We do not want to instil fear and inculcate hidden frustrations, instead we want them to fully understand why swearing is unacceptable.
5. Do you even know what it means
It’s time the kids and you have ‘the talk’. No, we’re not talking about the birds and the bees but sit them down and ask them if they know exactly what the words they have used mean.
The younger kids are probably clueless as they merely repeated the words because ‘everyone seems to use it’. On the older hand, the older ones would probably have an idea of what each word stand for. Essentially, you need to figure out how much do they know so that you know where to start from in educating them about vulgarities.
Why should these kids learn that profanities are bad from sources other than yourself. You ARE their book of knowledge. This is the time for you to educate them.
Explain to them that the words are offensive and how it affects the people they say it to. For instance, make it clear that saying someone’s a ‘b**ch’ is the same as calling them stupid or dumb which makes them sad or even angry. Also, inculcate the principles of ‘do not do unto others what you do not want others to do unto you’. Make them aware that they would not want to have someone else calling them all these names as well.
7. Scare tactics
Parents from one generation to another have used scare tactics to get their children to do certain things like going to the dentist or even taking a shower! The reason for it is because it works!
We’re not telling you to horrify your child but give him the worst case scenario if he continues to use profanities. Explain to him that regular use of vulgarities will give him a bad image and make him an unpleasant person to be around with.

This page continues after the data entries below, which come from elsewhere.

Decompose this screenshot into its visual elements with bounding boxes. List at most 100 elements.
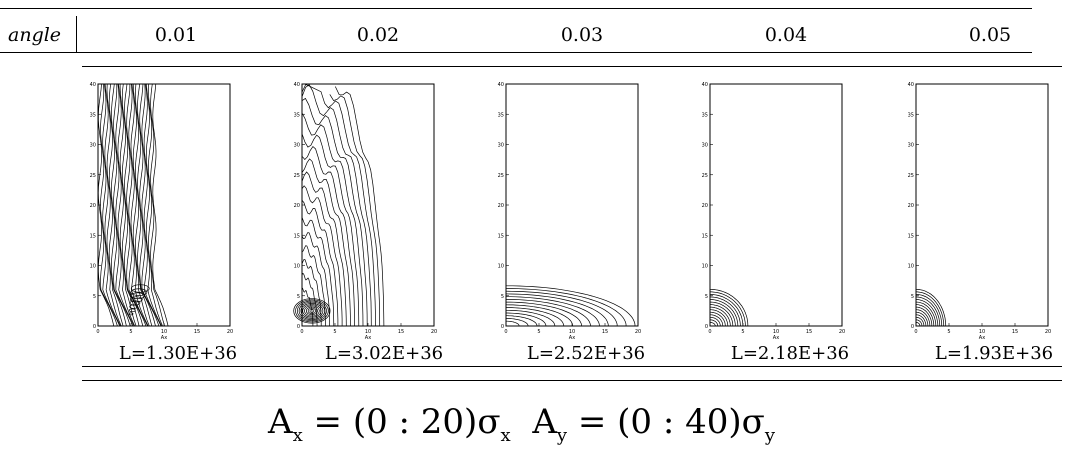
contour-line: [309, 309, 315, 313]
contour-line: [505, 304, 574, 327]
contour-line: [506, 285, 636, 327]
y-tick-label: 15: [294, 233, 300, 239]
contour-line: [305, 306, 318, 316]
contour-line: [301, 145, 355, 326]
plot-frame: [915, 83, 1049, 327]
x-tick-label: 0: [504, 329, 507, 335]
y-tick-label: 25: [498, 173, 504, 179]
contour-plot-3: 0 5 10 15 20 25 30 35 40 0 5 10 15 20 Ax: [498, 82, 642, 341]
y-tick-label: 35: [908, 112, 914, 118]
contour-line: [301, 83, 376, 327]
y-tick-label: 15: [908, 233, 914, 239]
contour-line: [710, 306, 731, 326]
contour-lines: [505, 285, 636, 327]
ax-subscript: x: [292, 424, 303, 446]
contour-line: [301, 158, 351, 327]
angle-header: angle: [8, 24, 62, 46]
contour-plot-2: 0 5 10 15 20 25 30 35 40 0 5 10 15 20 Ax: [293, 82, 437, 341]
contour-line: [301, 199, 339, 326]
contour-line: [115, 83, 134, 327]
contour-lines: [915, 288, 947, 327]
contour-line: [301, 185, 343, 326]
y-tick-label: 40: [908, 82, 914, 88]
angle-value-2: 0.02: [356, 24, 400, 46]
contour-line: [709, 314, 724, 326]
y-tick-label: 25: [90, 173, 96, 179]
x-tick-label: 0: [914, 329, 917, 335]
y-tick-label: 25: [294, 173, 300, 179]
y-tick-label: 20: [498, 203, 504, 209]
y-tick-label: 30: [90, 143, 96, 149]
y-tick-label: 30: [908, 143, 914, 149]
contour-line: [129, 296, 143, 303]
x-axis-label: Ax: [979, 335, 985, 341]
contour-line: [124, 83, 140, 327]
contour-line: [916, 319, 923, 326]
x-tick-label: 5: [537, 329, 540, 335]
y-tick-label: 0: [501, 324, 504, 330]
x-tick-label: 20: [1045, 329, 1051, 335]
y-tick-label: 5: [705, 294, 708, 300]
ay-range: = (0 : 40)σ: [567, 402, 765, 442]
y-tick-label: 35: [702, 112, 708, 118]
panel-bottom-rule: [82, 366, 1062, 367]
contour-line: [301, 273, 318, 327]
contour-line: [293, 298, 331, 324]
contour-line: [104, 83, 121, 327]
x-tick-label: 15: [806, 329, 812, 335]
x-tick-label: 20: [839, 329, 845, 335]
contour-line: [710, 291, 746, 327]
ax-symbol: A: [268, 402, 293, 442]
contour-line: [301, 97, 368, 327]
contour-line: [915, 294, 943, 326]
x-tick-label: 15: [602, 329, 608, 335]
y-tick-label: 10: [90, 264, 96, 270]
x-axis-label: Ax: [365, 335, 371, 341]
y-tick-label: 30: [498, 143, 504, 149]
y-tick-label: 0: [705, 324, 708, 330]
contour-line: [106, 83, 122, 327]
contour-line: [710, 299, 739, 327]
y-tick-label: 5: [501, 294, 504, 300]
y-tick-label: 10: [702, 264, 708, 270]
contour-plot-1: 0 5 10 15 20 25 30 35 40 0 5 10 15 20 Ax: [90, 82, 234, 341]
contour-line: [295, 299, 329, 323]
header-rule: [0, 52, 1032, 53]
angle-value-1: 0.01: [154, 24, 198, 46]
contour-line: [709, 301, 736, 326]
contour-line: [100, 83, 118, 327]
y-tick-label: 10: [294, 264, 300, 270]
y-tick-label: 0: [297, 324, 300, 330]
contour-line: [916, 291, 945, 326]
contour-line: [916, 299, 939, 326]
contour-plot-4: 0 5 10 15 20 25 30 35 40 0 5 10 15 20 Ax: [702, 82, 846, 341]
contour-line: [506, 312, 547, 326]
contour-line: [298, 301, 326, 320]
angle-value-3: 0.03: [560, 24, 604, 46]
x-tick-label: 20: [635, 329, 641, 335]
contour-line: [301, 112, 364, 327]
x-tick-label: 20: [431, 329, 437, 335]
x-tick-label: 0: [96, 329, 99, 335]
contour-line: [710, 316, 721, 326]
contour-line: [113, 84, 131, 327]
plot-frame: [97, 83, 231, 327]
y-tick-label: 20: [908, 203, 914, 209]
contour-line: [300, 303, 324, 319]
x-tick-label: 5: [333, 329, 336, 335]
column-divider: [76, 16, 77, 52]
contour-line: [916, 311, 929, 326]
contour-line: [130, 288, 148, 296]
y-tick-label: 5: [93, 294, 96, 300]
contour-line: [505, 290, 618, 327]
contour-line: [301, 133, 360, 327]
contour-line: [506, 301, 582, 327]
contour-line: [506, 288, 627, 327]
panel-top-rule: [82, 66, 1062, 67]
contour-line: [505, 293, 609, 327]
x-tick-label: 5: [947, 329, 950, 335]
contour-line: [145, 83, 163, 327]
contour-line: [128, 308, 136, 313]
contour-line: [128, 312, 134, 316]
contour-lines: [97, 83, 169, 327]
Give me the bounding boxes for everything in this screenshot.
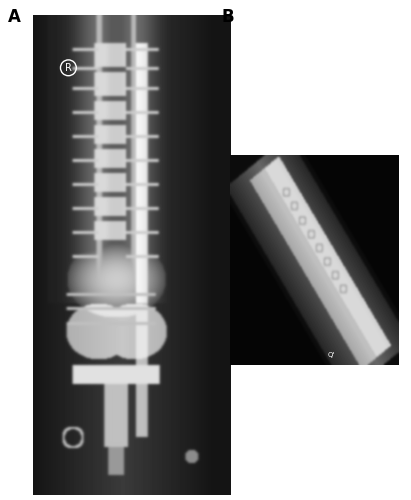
Text: Q': Q' [328,352,335,358]
Text: B: B [222,8,235,26]
Text: A: A [8,8,21,26]
Text: R: R [65,63,72,73]
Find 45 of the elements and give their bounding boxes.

Eventually, someone who is not well liked will not have friends and be all alone. Children often have an innate fear of being friendless, so this will probably work like a charm.
8. In my house, you play by my rules
You are not the only adult around your children. Make sure everyone who spends time around your kids know that they should not swear. Even Granny says the occasional ‘sh**’ sometimes.
So let them know that they are your support system and they need to get on board with your plans to stop the problem.
9. Use this instead
We all need to start off slow and figure out a way to express our emotions without these unseemly words. Alternative words would be one of the best solutions that you could use and teach the kids to use. Make up funny rhyming words that the children would find amusing and be more encouraged to use.
For instance, use ‘shake’ and ‘poopie’ when you accidentally stub your toe. Or mutter ‘brownie’ and ‘balls’ when that annoying driver cuts in front of you at a traffic jam. A young mother of two whom theAsianparent spoke to, swears by her own form of curse word – ‘chicken backside fungus’ – which her children found amusing whenever she says it.
At the very least, with these alternatives, even when the little ones repeat them, it is not as offensive.
10. Follow through or risk falling through
Most importantly, you have to learn to follow through. Like any other parenting measures taken, both you and your spouse need to make sure that these steps are seen to the end of the problem.
Swearing is a habitual thing so the only way to curb it is to make it a habit of not doing it. You can also rally other families, especially those whom you often arrange play-dates with to carry out the same steps. Update each other on the development of the children so that further necessary actions can be taken to help stop the problem.
It is not impossible to create a somewhat swear free environment. All you need to do is try.